The index being used currently:
CREATE NONCLUSTERED INDEX [COIX_Table_TotalCount] ON [dbo].[Table] ( [TotalCount] ASC ) INCLUDE ( [ID], [CGCode], [Year], [Month], [FEIN]) WITH (PAD_INDEX = OFF, STATISTICS_NORECOMPUTE = OFF, SORT_IN_TEMPDB = OFF, DROP_EXISTING = OFF, ONLINE = OFF, ALLOW_ROW_LOCKS = ON, ALLOW_PAGE_LOCKS = ON) ON [PRIMARY] GO
CGCode limits the data most…281 values.
year is only 3-4 years worth of data,
month only 12 options there of course.
TotalCount is a
bigint, 17K distinct values across 32 million records. No idea what the purpose of the
TotalCount column is.
First of all, I would rewrite this condition. As it is, it can’t use any index effectively.:
datefromparts(cast(year as char(4)),cast(month as char(2)),'01') < getdate()
Rewrite it so there is no functions or calculations applied to the columns:
( year < year(getdate()) or year = year(getdate()) and month <= month(getdate()) )

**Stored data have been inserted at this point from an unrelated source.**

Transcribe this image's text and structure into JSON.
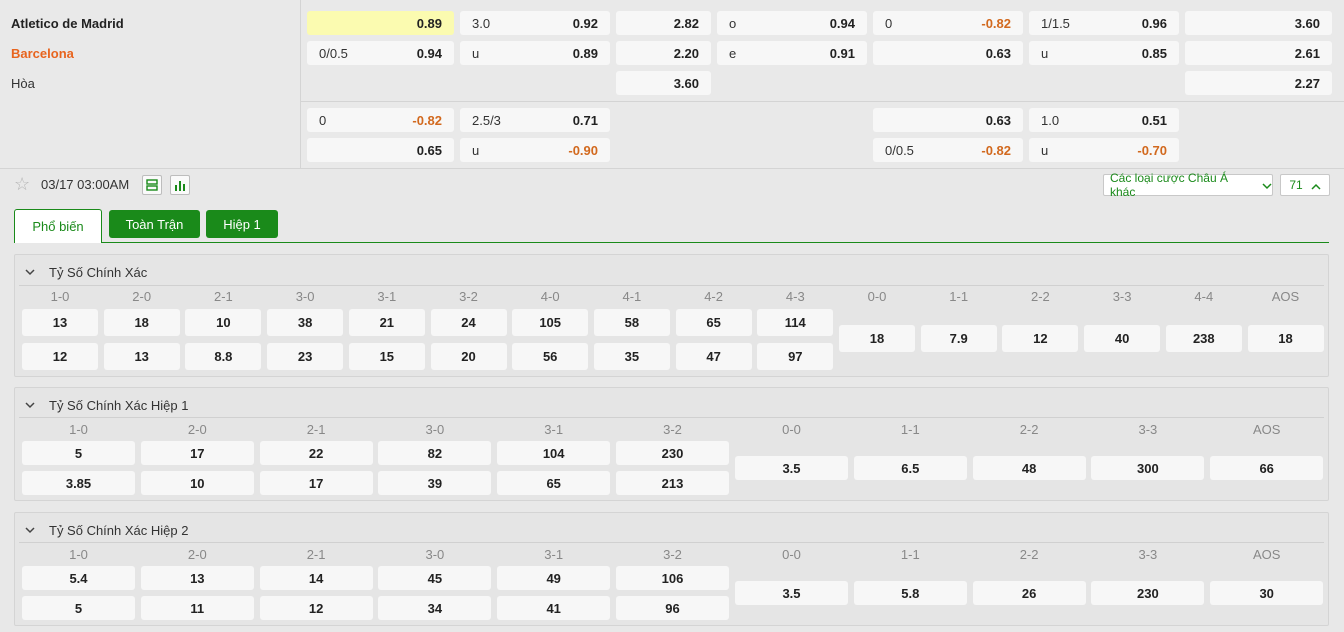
{
  "teams": {
    "home": "Atletico de Madrid",
    "away": "Barcelona",
    "draw": "Hòa"
  },
  "odds_rows": [
    [
      {
        "l": "",
        "r": "0.89",
        "hl": true
      },
      {
        "l": "3.0",
        "r": "0.92"
      },
      {
        "l": "",
        "r": "2.82"
      },
      {
        "l": "o",
        "r": "0.94"
      },
      {
        "l": "0",
        "r": "-0.82",
        "neg": true
      },
      {
        "l": "1/1.5",
        "r": "0.96"
      },
      {
        "l": "",
        "r": "3.60"
      }
    ],
    [
      {
        "l": "0/0.5",
        "r": "0.94"
      },
      {
        "l": "u",
        "r": "0.89"
      },
      {
        "l": "",
        "r": "2.20"
      },
      {
        "l": "e",
        "r": "0.91"
      },
      {
        "l": "",
        "r": "0.63"
      },
      {
        "l": "u",
        "r": "0.85"
      },
      {
        "l": "",
        "r": "2.61"
      }
    ],
    [
      {
        "l": "",
        "r": "3.60"
      },
      {
        "l": "",
        "r": "2.27"
      }
    ],
    [
      {
        "l": "0",
        "r": "-0.82",
        "neg": true
      },
      {
        "l": "2.5/3",
        "r": "0.71"
      },
      {
        "l": "",
        "r": "0.63"
      },
      {
        "l": "1.0",
        "r": "0.51"
      }
    ],
    [
      {
        "l": "",
        "r": "0.65"
      },
      {
        "l": "u",
        "r": "-0.90",
        "neg": true
      },
      {
        "l": "0/0.5",
        "r": "-0.82",
        "neg": true
      },
      {
        "l": "u",
        "r": "-0.70",
        "neg": true
      }
    ]
  ],
  "match": {
    "datetime": "03/17 03:00AM",
    "dropdown": "Các loại cược Châu Á khác",
    "count": "71"
  },
  "tabs": [
    "Phổ biến",
    "Toàn Trận",
    "Hiệp 1"
  ],
  "sections": [
    {
      "title": "Tỷ Số Chính Xác",
      "a_labels": [
        "1-0",
        "2-0",
        "2-1",
        "3-0",
        "3-1",
        "3-2",
        "4-0",
        "4-1",
        "4-2",
        "4-3"
      ],
      "a_row1": [
        "13",
        "18",
        "10",
        "38",
        "21",
        "24",
        "105",
        "58",
        "65",
        "114"
      ],
      "a_row2": [
        "12",
        "13",
        "8.8",
        "23",
        "15",
        "20",
        "56",
        "35",
        "47",
        "97"
      ],
      "d_labels": [
        "0-0",
        "1-1",
        "2-2",
        "3-3",
        "4-4",
        "AOS"
      ],
      "d_vals": [
        "18",
        "7.9",
        "12",
        "40",
        "238",
        "18"
      ]
    },
    {
      "title": "Tỷ Số Chính Xác Hiệp 1",
      "a_labels": [
        "1-0",
        "2-0",
        "2-1",
        "3-0",
        "3-1",
        "3-2"
      ],
      "a_row1": [
        "5",
        "17",
        "22",
        "82",
        "104",
        "230"
      ],
      "a_row2": [
        "3.85",
        "10",
        "17",
        "39",
        "65",
        "213"
      ],
      "d_labels": [
        "0-0",
        "1-1",
        "2-2",
        "3-3",
        "AOS"
      ],
      "d_vals": [
        "3.5",
        "6.5",
        "48",
        "300",
        "66"
      ]
    },
    {
      "title": "Tỷ Số Chính Xác Hiệp 2",
      "a_labels": [
        "1-0",
        "2-0",
        "2-1",
        "3-0",
        "3-1",
        "3-2"
      ],
      "a_row1": [
        "5.4",
        "13",
        "14",
        "45",
        "49",
        "106"
      ],
      "a_row2": [
        "5",
        "11",
        "12",
        "34",
        "41",
        "96"
      ],
      "d_labels": [
        "0-0",
        "1-1",
        "2-2",
        "3-3",
        "AOS"
      ],
      "d_vals": [
        "3.5",
        "5.8",
        "26",
        "230",
        "30"
      ]
    }
  ],
  "colors": {
    "accent_green": "#1a8a1a",
    "tab_active_bg": "#ffffff",
    "negative": "#d2691e",
    "highlight": "#fbfbb0"
  },
  "icons": {
    "favorite": "star-icon",
    "stats1": "list-icon",
    "stats2": "bar-chart-icon",
    "dropdown": "chevron-down-icon",
    "collapse": "chevron-up-icon"
  }
}
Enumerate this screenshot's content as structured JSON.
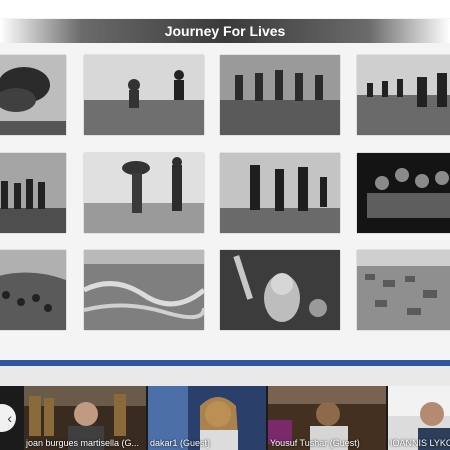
{
  "presentation": {
    "title": "Journey For Lives"
  },
  "gallery": {
    "photos": [
      {
        "subject": "smoke-plume-photo"
      },
      {
        "subject": "people-crossing-bank-photo"
      },
      {
        "subject": "refugees-walking-mud-photo"
      },
      {
        "subject": "crowd-on-riverbank-photo"
      },
      {
        "subject": "group-standing-field-photo"
      },
      {
        "subject": "woman-with-umbrella-in-rain-photo"
      },
      {
        "subject": "men-carrying-loads-photo"
      },
      {
        "subject": "night-boat-group-photo"
      },
      {
        "subject": "hillside-camp-photo"
      },
      {
        "subject": "aerial-river-photo"
      },
      {
        "subject": "child-raising-arm-photo"
      },
      {
        "subject": "aerial-settlement-photo"
      }
    ]
  },
  "meeting": {
    "prev_label": "‹",
    "participants": [
      {
        "name": "joan burgues martisella (G..."
      },
      {
        "name": "dakar1 (Guest)"
      },
      {
        "name": "Yousuf Tushar (Guest)"
      },
      {
        "name": "IOANNIS LYKO..."
      }
    ]
  }
}
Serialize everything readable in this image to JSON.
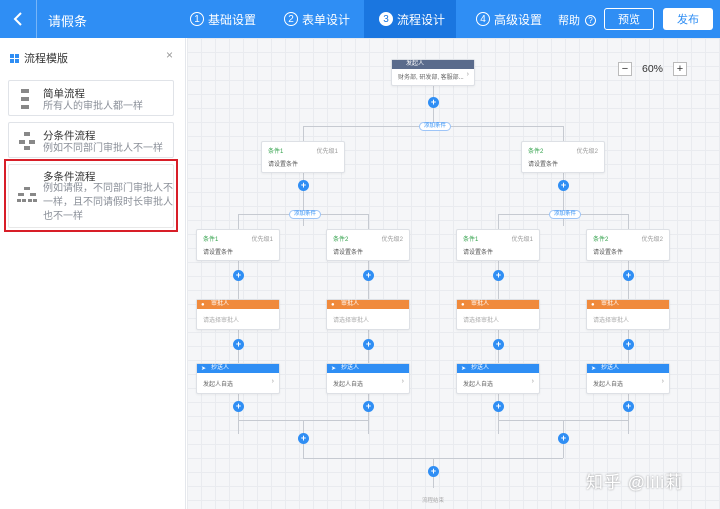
{
  "header": {
    "back_icon": "chevron-left-icon",
    "title": "请假条",
    "steps": [
      {
        "num": "1",
        "label": "基础设置"
      },
      {
        "num": "2",
        "label": "表单设计"
      },
      {
        "num": "3",
        "label": "流程设计"
      },
      {
        "num": "4",
        "label": "高级设置"
      }
    ],
    "help": "帮助",
    "help_icon": "question-circle-icon",
    "preview": "预览",
    "publish": "发布",
    "accent": "#2f8ef4",
    "active_step_bg": "#1a76e0"
  },
  "left_panel": {
    "title": "流程模版",
    "close": "×",
    "templates": [
      {
        "title": "简单流程",
        "desc": "所有人的审批人都一样"
      },
      {
        "title": "分条件流程",
        "desc": "例如不同部门审批人不一样"
      },
      {
        "title": "多条件流程",
        "desc_lines": [
          "例如请假，不同部门审批人不",
          "一样，且不同请假时长审批人",
          "也不一样"
        ]
      }
    ],
    "highlight_color": "#d81e28"
  },
  "canvas": {
    "zoom": {
      "minus": "−",
      "value": "60%",
      "plus": "+"
    },
    "initiator": {
      "title": "发起人",
      "body": "财务部, 研发部, 客服部...",
      "arrow": "›"
    },
    "add_condition": "添加条件",
    "outer_conditions": [
      {
        "name": "条件1",
        "priority": "优先级1",
        "body": "请设置条件"
      },
      {
        "name": "条件2",
        "priority": "优先级2",
        "body": "请设置条件"
      }
    ],
    "inner_conditions": [
      {
        "name": "条件1",
        "priority": "优先级1",
        "body": "请设置条件"
      },
      {
        "name": "条件2",
        "priority": "优先级2",
        "body": "请设置条件"
      },
      {
        "name": "条件1",
        "priority": "优先级1",
        "body": "请设置条件"
      },
      {
        "name": "条件2",
        "priority": "优先级2",
        "body": "请设置条件"
      }
    ],
    "approver": {
      "title": "审批人",
      "body": "请选择审批人",
      "color": "#f08a3c"
    },
    "cc": {
      "title": "抄送人",
      "body": "发起人自选",
      "color": "#2f8ef4"
    },
    "end": "流程结束"
  },
  "watermark": "知乎 @lili莉"
}
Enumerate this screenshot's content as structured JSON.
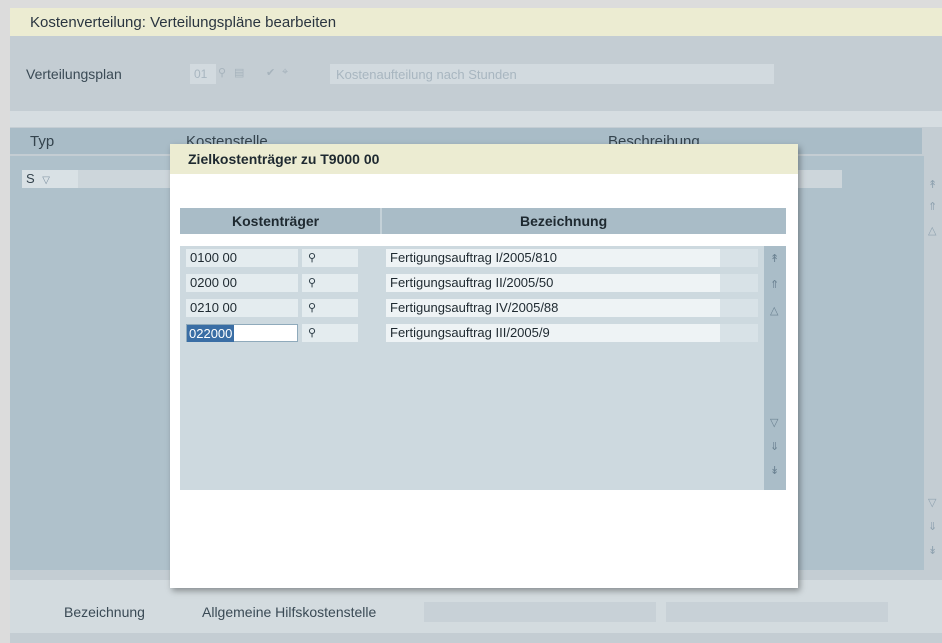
{
  "window": {
    "title": "Kostenverteilung: Verteilungspläne bearbeiten"
  },
  "plan": {
    "label": "Verteilungsplan",
    "code": "01",
    "description": "Kostenaufteilung nach Stunden"
  },
  "main_table": {
    "columns": [
      "Typ",
      "Kostenstelle",
      "Beschreibung"
    ],
    "first_row_type": "S"
  },
  "bottom": {
    "label": "Bezeichnung",
    "value": "Allgemeine Hilfskostenstelle"
  },
  "dialog": {
    "title": "Zielkostenträger zu T9000  00",
    "columns": [
      "Kostenträger",
      "Bezeichnung"
    ],
    "rows": [
      {
        "code": "0100  00",
        "desc": "Fertigungsauftrag I/2005/810"
      },
      {
        "code": "0200  00",
        "desc": "Fertigungsauftrag II/2005/50"
      },
      {
        "code": "0210  00",
        "desc": "Fertigungsauftrag IV/2005/88"
      },
      {
        "code": "022000",
        "desc": "Fertigungsauftrag III/2005/9"
      }
    ]
  },
  "icons": {
    "search": "magnifier-icon",
    "scroll_top": "double-arrow-up-icon",
    "scroll_page_up": "page-up-icon",
    "scroll_up": "arrow-up-icon",
    "scroll_down": "arrow-down-icon",
    "scroll_page_down": "page-down-icon",
    "scroll_bottom": "double-arrow-down-icon"
  },
  "colors": {
    "title_bar": "#ececd2",
    "header": "#a9bcc7",
    "selection": "#3a6ea5"
  }
}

The rewrite would allow an index on
(cgcode, year, month) to be used – or even better a
(cgcode, year, month, fein) one, considering the
GROUP BY parts.
totalcount is always part of the
WHERE clause or thee specific
totalcount > 0 condition is always used, you might squeeze even more efficiency by adding it to the
INCLUDE part or with a more targeted, filtered index:
-- option A index (cgcode, year, month, fein, id) include (totalcount) -- option B index (cgcode, year, month, fein, id) where (totalcount > 0)
I will remove cgcode from Group By since I know what is cgcode and it is not range.So removing cgcode (varchar(60)) will give tremendous push.
So if I am correct my index will change too.
Use Variable in place of getdate()
declare @CurDate date=getdate() declare @yr int=year(@CurDate ) declare @month tinyint=month(@CurDate ) declare @cg varchar(60)='123' select @cg cgcode,max(id) from Table where cgcode = @cg ( year < @yr or [year] = @yr and [month] <= @month ) and totalcount > 0 group by year, month, fein
Also technically why
totalcount will be covering index in option A.I don’t understand,by that logic it should within index group or
option B is correct .
Found it 🙂
The clientid is being passed in as INT…causing an implicit conversion to varchar for the CGCode field.
select max(id) from Table where 1=1 and cgcode = CAST(123 as varchar(50)) ---this fixed it and datefromparts(cast(year as char(4)),cast(month as char(2)),'01') < getdate() and totalcount > 0 group by cgcode, year, month, fein
From 7-30 seconds to 100ms. I’ll take that.